Members of Congress also wait on FOIA requests
Submitted by davidswanson on Tue, 2007-11-13 22:53. Congress
By Dan Friedman, CongressDaily
When 51 Democrats wrote the Pentagon in 2005 seeking information related to Britain's Downing Street memo on U.S. planning for the Iraq War, the signatories -- representing almost one-eighth of the House -- might have demanded deference.
But the members, led by then-House Judiciary ranking member John Conyers, D-Mich., sent their letter as a Freedom of Information Act request, accepting the legal standing of ordinary citizens.
The usually assertive Conyers recognized their minority status and a 23-year-old Justice Department policy instructing federal agencies to treat queries from members or staffers not acting through committee chairmen as FOIAs.
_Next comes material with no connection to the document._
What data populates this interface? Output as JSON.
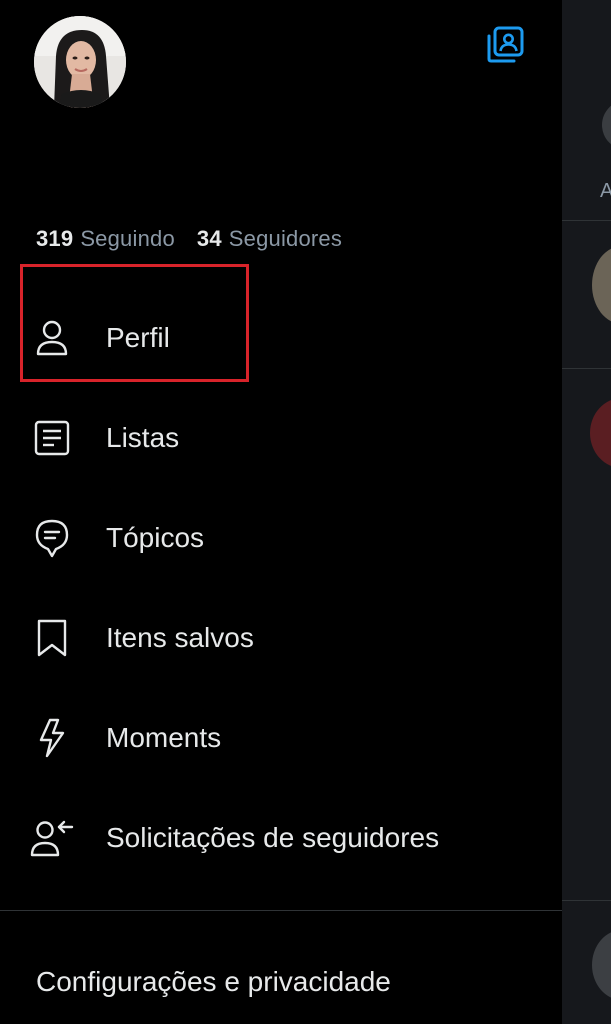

Agencies can choose to act faster, but often do not.
That their document demands are treated like an average person's is accepted by many members. But it galls both old hands who cite days of a more powerful legislature and some newcomers.
"I'm a freshman, but I still thought that was beyond the level of a lack of respect that a member of Congress should be treated with," said Rep. Steve Cohen, D-Tenn., who said a query he made in January about Blackwater USA was processed by the Pentagon as a FOIA and ignored by the State Department.
Now in control of Congress, Democrats have begun taking issue with the FOIA policy.
"A growing number of members are fighting back," said Danielle Brian, executive director of the Project on Government Oversight, a nonprofit watchdog group that offers bipartisan training sessions to staffers on how to monitor federal agencies and programs.